You booted into the Live-CD and chose installation from the desktop icon, which proceeded . . . or you booted into W98, used the file manager to view the contents of the CD, found the installation executable, clicked on it and that launched the installation which proceeded. Right? (Which?)

==> Actually,I tried both. First I tried installation with the Live CD that I had downloaded, tried both Gnome & KDE versions. Then I tried, the full DVD (I had purchased the set from Novell complete with manual, etc) by piggybacking an external DVD drive.

Now, when you got to the disk partitioning step, the installer by default would have offered to preserve the Windows partition(s),* * *

==> The Live CD never got to that point, as I had stated, it froze at the error message: “input: SynPS/2 Synaptics Touchpad as/devices/platform/i8042/serio1/input/input2” That’s as far as it got!

The “could not recognize format of hard drive”: This is critical. Did you get that message after the (green) openSUSE boot message displayed and you hit Enter to boot? Or did you get this message before any boot menu appeared?

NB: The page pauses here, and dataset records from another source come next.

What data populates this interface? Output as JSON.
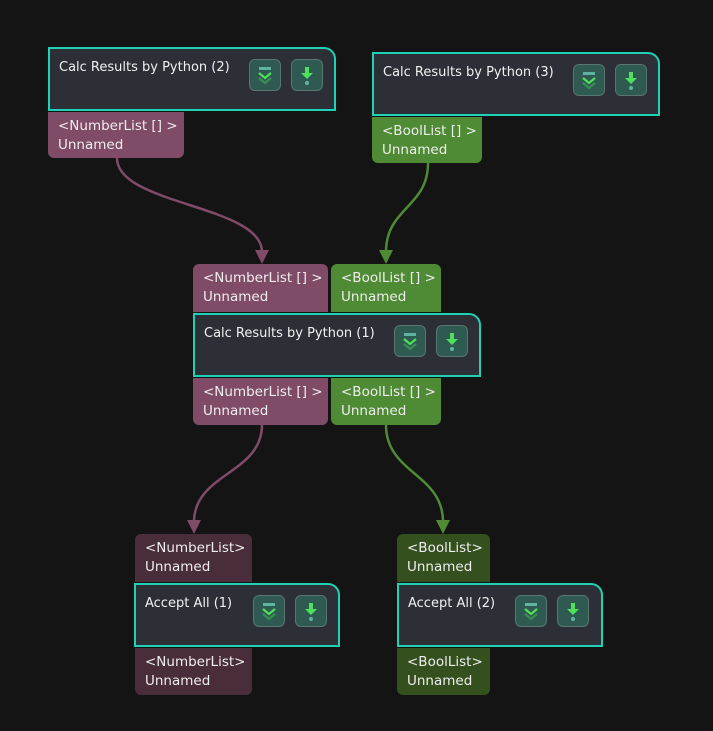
{
  "colors": {
    "background": "#141414",
    "node_fill": "#2c3036",
    "node_border": "#1fd1b5",
    "number_port": "#7f4b66",
    "bool_port": "#4f8a34",
    "number_port_muted": "#4a2d3a",
    "bool_port_muted": "#34501f",
    "number_edge": "#7f4b66",
    "bool_edge": "#4f8a34",
    "button_fill": "#2f5a51",
    "icon_green": "#4ee05a"
  },
  "nodes": {
    "calc2": {
      "title": "Calc Results by Python (2)",
      "buttons": [
        "collapse-icon",
        "download-icon"
      ],
      "outputs": [
        {
          "type": "<NumberList [] >",
          "name": "Unnamed"
        }
      ]
    },
    "calc3": {
      "title": "Calc Results by Python (3)",
      "buttons": [
        "collapse-icon",
        "download-icon"
      ],
      "outputs": [
        {
          "type": "<BoolList [] >",
          "name": "Unnamed"
        }
      ]
    },
    "calc1": {
      "title": "Calc Results by Python (1)",
      "buttons": [
        "collapse-icon",
        "download-icon"
      ],
      "inputs": [
        {
          "type": "<NumberList [] >",
          "name": "Unnamed"
        },
        {
          "type": "<BoolList [] >",
          "name": "Unnamed"
        }
      ],
      "outputs": [
        {
          "type": "<NumberList [] >",
          "name": "Unnamed"
        },
        {
          "type": "<BoolList [] >",
          "name": "Unnamed"
        }
      ]
    },
    "accept1": {
      "title": "Accept All (1)",
      "buttons": [
        "collapse-icon",
        "download-icon"
      ],
      "inputs": [
        {
          "type": "<NumberList>",
          "name": "Unnamed"
        }
      ],
      "outputs": [
        {
          "type": "<NumberList>",
          "name": "Unnamed"
        }
      ]
    },
    "accept2": {
      "title": "Accept All (2)",
      "buttons": [
        "collapse-icon",
        "download-icon"
      ],
      "inputs": [
        {
          "type": "<BoolList>",
          "name": "Unnamed"
        }
      ],
      "outputs": [
        {
          "type": "<BoolList>",
          "name": "Unnamed"
        }
      ]
    }
  },
  "edges": [
    {
      "from": "calc2.out.0",
      "to": "calc1.in.0",
      "kind": "number"
    },
    {
      "from": "calc3.out.0",
      "to": "calc1.in.1",
      "kind": "bool"
    },
    {
      "from": "calc1.out.0",
      "to": "accept1.in.0",
      "kind": "number"
    },
    {
      "from": "calc1.out.1",
      "to": "accept2.in.0",
      "kind": "bool"
    }
  ]
}
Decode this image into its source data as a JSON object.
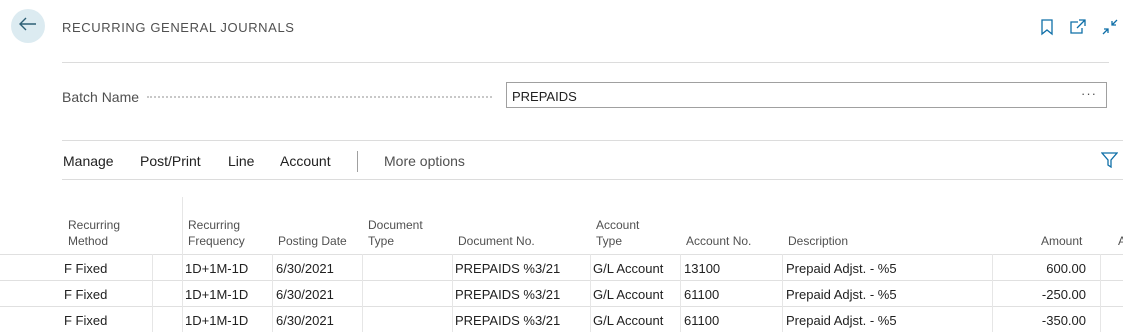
{
  "header": {
    "title": "RECURRING GENERAL JOURNALS"
  },
  "batch": {
    "label": "Batch Name",
    "value": "PREPAIDS",
    "ellipsis": "···"
  },
  "actions": {
    "manage": "Manage",
    "post_print": "Post/Print",
    "line": "Line",
    "account": "Account",
    "more": "More options"
  },
  "columns": {
    "recurring_method_1": "Recurring",
    "recurring_method_2": "Method",
    "recurring_frequency_1": "Recurring",
    "recurring_frequency_2": "Frequency",
    "posting_date": "Posting Date",
    "document_type_1": "Document",
    "document_type_2": "Type",
    "document_no": "Document No.",
    "account_type_1": "Account",
    "account_type_2": "Type",
    "account_no": "Account No.",
    "description": "Description",
    "amount": "Amount",
    "next_partial": "A"
  },
  "rows": [
    {
      "method": "F  Fixed",
      "frequency": "1D+1M-1D",
      "posting_date": "6/30/2021",
      "document_type": "",
      "document_no": "PREPAIDS %3/21",
      "account_type": "G/L Account",
      "account_no": "13100",
      "description": "Prepaid Adjst. - %5",
      "amount": "600.00"
    },
    {
      "method": "F  Fixed",
      "frequency": "1D+1M-1D",
      "posting_date": "6/30/2021",
      "document_type": "",
      "document_no": "PREPAIDS %3/21",
      "account_type": "G/L Account",
      "account_no": "61100",
      "description": "Prepaid Adjst. - %5",
      "amount": "-250.00"
    },
    {
      "method": "F  Fixed",
      "frequency": "1D+1M-1D",
      "posting_date": "6/30/2021",
      "document_type": "",
      "document_no": "PREPAIDS %3/21",
      "account_type": "G/L Account",
      "account_no": "61100",
      "description": "Prepaid Adjst. - %5",
      "amount": "-350.00"
    }
  ],
  "colors": {
    "accent": "#0f6fa8",
    "back_button_bg": "#dcebf1"
  },
  "icons": {
    "back": "arrow-left-icon",
    "bookmark": "bookmark-icon",
    "open_new_window": "open-new-window-icon",
    "collapse": "collapse-icon",
    "filter": "filter-icon"
  }
}
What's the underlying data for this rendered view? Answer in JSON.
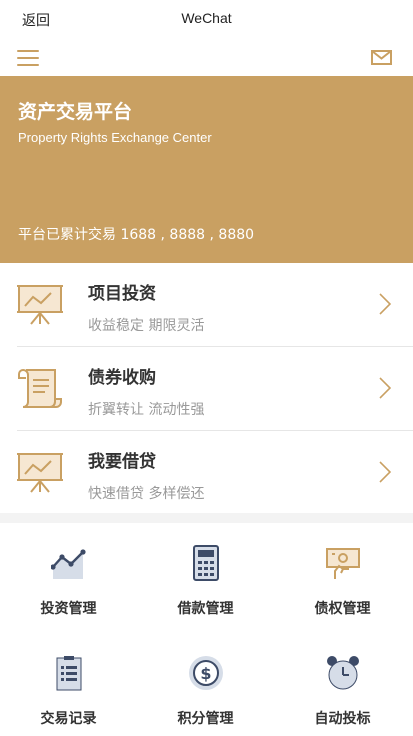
{
  "statusbar": {
    "back_label": "返回",
    "title": "WeChat"
  },
  "toolbar": {
    "menu_icon": "hamburger-icon",
    "mail_icon": "mail-icon"
  },
  "colors": {
    "brand": "#c9a062",
    "icon_slate": "#3d4b67",
    "icon_fill": "#d6dde8"
  },
  "hero": {
    "title": "资产交易平台",
    "subtitle": "Property Rights Exchange Center",
    "total_text": "平台已累计交易 1688 , 8888 , 8880"
  },
  "products": [
    {
      "name": "项目投资",
      "desc": "收益稳定 期限灵活",
      "icon": "chart-board-icon"
    },
    {
      "name": "债券收购",
      "desc": "折翼转让 流动性强",
      "icon": "scroll-icon"
    },
    {
      "name": "我要借贷",
      "desc": "快速借贷 多样偿还",
      "icon": "chart-board-icon"
    }
  ],
  "grid": [
    {
      "label": "投资管理",
      "icon": "line-chart-icon"
    },
    {
      "label": "借款管理",
      "icon": "calculator-icon"
    },
    {
      "label": "债权管理",
      "icon": "cash-hand-icon"
    },
    {
      "label": "交易记录",
      "icon": "clipboard-list-icon"
    },
    {
      "label": "积分管理",
      "icon": "dollar-coin-icon"
    },
    {
      "label": "自动投标",
      "icon": "alarm-clock-icon"
    }
  ]
}
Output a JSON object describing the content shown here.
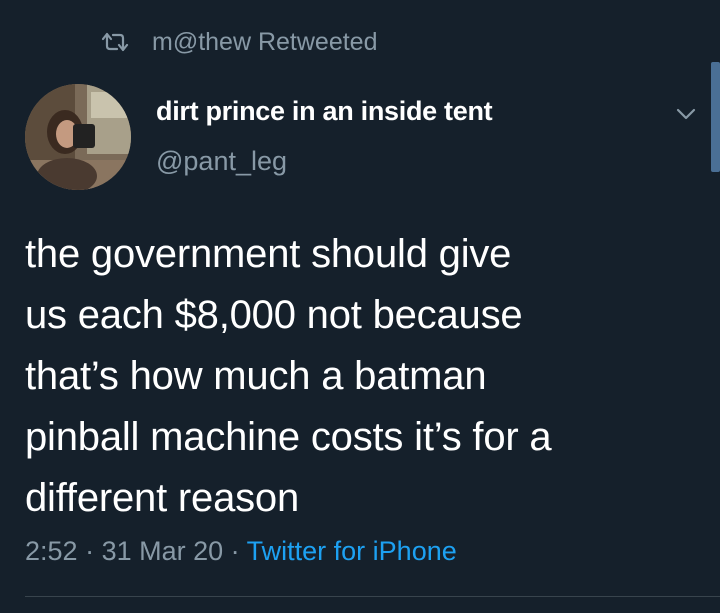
{
  "retweet": {
    "icon": "retweet-icon",
    "text": "m@thew Retweeted"
  },
  "author": {
    "avatar": "avatar",
    "name": "dirt prince in an inside tent",
    "handle": "@pant_leg"
  },
  "menu": {
    "icon": "chevron-down-icon"
  },
  "tweet": {
    "text": "the government should give\nus each $8,000 not because\nthat’s how much a batman\npinball machine costs it’s for a\ndifferent reason"
  },
  "meta": {
    "time": "2:52",
    "separator_1": " · ",
    "date": "31 Mar 20",
    "separator_2": " · ",
    "source": "Twitter for iPhone"
  },
  "colors": {
    "background": "#15202b",
    "text": "#ffffff",
    "secondary_text": "#8899a6",
    "link": "#1da1f2",
    "divider": "#38444d"
  }
}
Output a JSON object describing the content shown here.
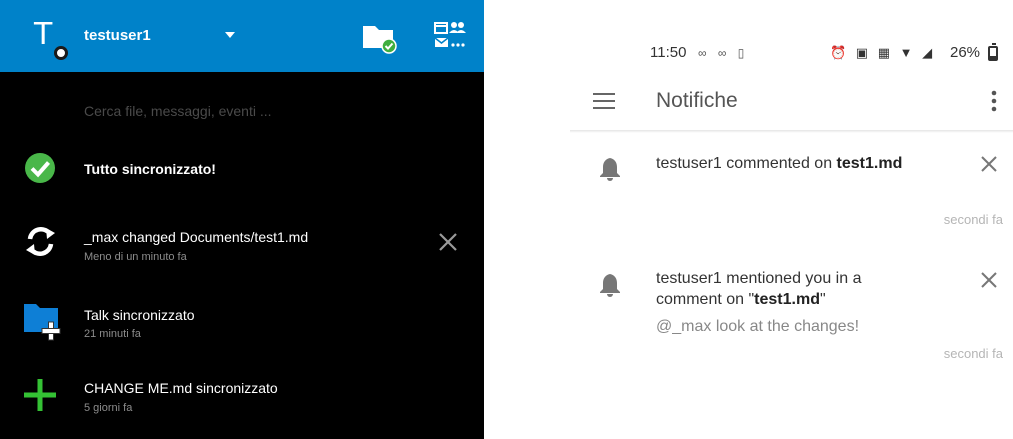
{
  "desktop": {
    "header": {
      "avatar_letter": "T",
      "username": "testuser1",
      "accent": "#0082c9"
    },
    "search": {
      "placeholder": "Cerca file, messaggi, eventi ..."
    },
    "activities": [
      {
        "icon": "check-circle-icon",
        "title": "Tutto sincronizzato!",
        "subtitle": ""
      },
      {
        "icon": "sync-icon",
        "title": "_max changed Documents/test1.md",
        "subtitle": "Meno di un minuto fa"
      },
      {
        "icon": "folder-add-icon",
        "title": "Talk sincronizzato",
        "subtitle": "21 minuti fa"
      },
      {
        "icon": "plus-icon",
        "title": "CHANGE ME.md sincronizzato",
        "subtitle": "5 giorni fa"
      }
    ]
  },
  "phone": {
    "status_bar": {
      "time": "11:50",
      "battery": "26%",
      "battery_level": 0.26
    },
    "toolbar": {
      "title": "Notifiche"
    },
    "notifications": [
      {
        "user": "testuser1",
        "action": " commented on ",
        "file": "test1.md",
        "message": "",
        "time": "secondi fa"
      },
      {
        "user": "testuser1",
        "action": " mentioned you in a comment on \"",
        "file": "test1.md",
        "suffix": "\"",
        "message": "@_max look at the changes!",
        "time": "secondi fa"
      }
    ]
  }
}
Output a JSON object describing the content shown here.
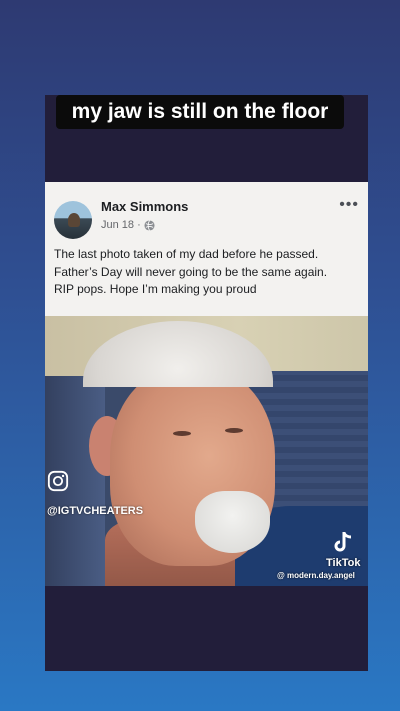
{
  "story": {
    "caption": "my jaw is still on the floor"
  },
  "post": {
    "author": "Max Simmons",
    "date": "Jun 18 ·",
    "more_icon": "more-options-icon",
    "text_lines": [
      "The last photo taken of my dad before he passed.",
      "Father’s Day will never going to be the same again.",
      "RIP pops. Hope I’m making you proud"
    ]
  },
  "watermarks": {
    "instagram_handle": "@IGTVCHEATERS",
    "tiktok_label": "TikTok",
    "tiktok_handle": "@ modern.day.angel"
  },
  "colors": {
    "background_top": "#2e3a72",
    "background_bottom": "#2a78c4",
    "frame": "#221e3a",
    "card": "#f3f2f0"
  }
}
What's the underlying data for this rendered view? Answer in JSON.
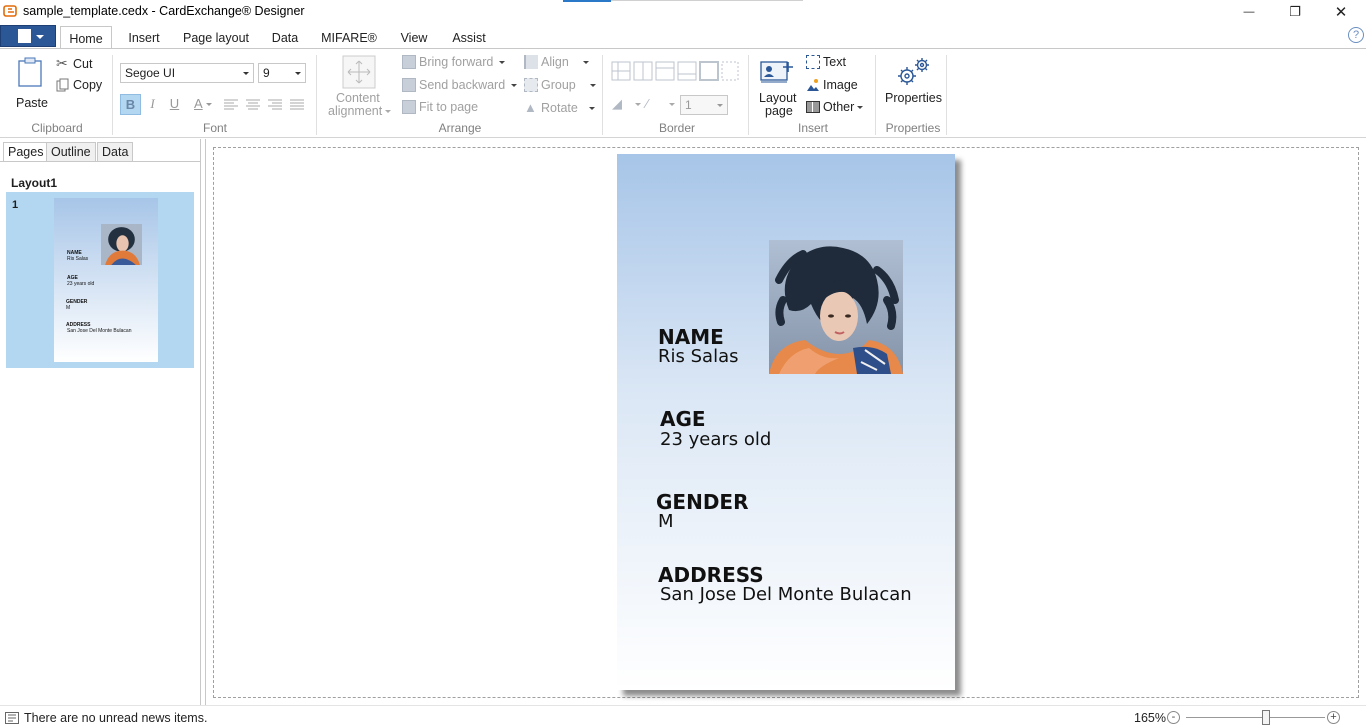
{
  "window": {
    "title": "sample_template.cedx - CardExchange® Designer",
    "minimize_glyph": "—",
    "maximize_glyph": "❐",
    "close_glyph": "✕"
  },
  "ribbon_tabs": [
    "Home",
    "Insert",
    "Page layout",
    "Data",
    "MIFARE®",
    "View",
    "Assist"
  ],
  "active_tab": "Home",
  "help_glyph": "?",
  "clipboard": {
    "paste": "Paste",
    "cut": "Cut",
    "copy": "Copy",
    "group_label": "Clipboard"
  },
  "font": {
    "family": "Segoe UI",
    "size": "9",
    "bold": "B",
    "italic": "I",
    "underline": "U",
    "color": "A",
    "group_label": "Font"
  },
  "content_alignment": {
    "line1": "Content",
    "line2": "alignment"
  },
  "arrange": {
    "bring_forward": "Bring forward",
    "send_backward": "Send backward",
    "fit_to_page": "Fit to page",
    "align": "Align",
    "group": "Group",
    "rotate": "Rotate",
    "group_label": "Arrange"
  },
  "border": {
    "width_value": "1",
    "group_label": "Border"
  },
  "insert": {
    "layout_page_line1": "Layout",
    "layout_page_line2": "page",
    "text": "Text",
    "image": "Image",
    "other": "Other",
    "group_label": "Insert"
  },
  "properties": {
    "button": "Properties",
    "group_label": "Properties"
  },
  "left_panel": {
    "tabs": [
      "Pages",
      "Outline",
      "Data"
    ],
    "active_tab": "Pages",
    "layout_name": "Layout1",
    "page_number": "1"
  },
  "card": {
    "fields": [
      {
        "label": "NAME",
        "value": "Ris Salas"
      },
      {
        "label": "AGE",
        "value": "23 years old"
      },
      {
        "label": "GENDER",
        "value": "M"
      },
      {
        "label": "ADDRESS",
        "value": "San Jose Del Monte Bulacan"
      }
    ],
    "gradient_top": "#a7c5e8",
    "gradient_bottom": "#ffffff"
  },
  "status": {
    "news": "There are no unread news items.",
    "zoom": "165%",
    "zoom_out": "-",
    "zoom_in": "+"
  },
  "colors": {
    "file_button": "#2b5797",
    "selection": "#b3d7f0"
  }
}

==> I received this error message only when I tried to run the installation program off the DVD. When I rebooted, I received the message.

By the way, how much RAM does that machine have?

==> 512K
I should have also mentioned . . . go into the bios setup and find the IDE disk drive settings. If there is a choice called “Large” or “LBA”, try both. Try a setting other than “auto”, if available. That in itself may solve the problem. (This all has to do with drive geometries and how they were calculated, or more accurately, translated, to work around limitations at the time your machine was built.)

==> I’ll try this but I’m not too hopeful.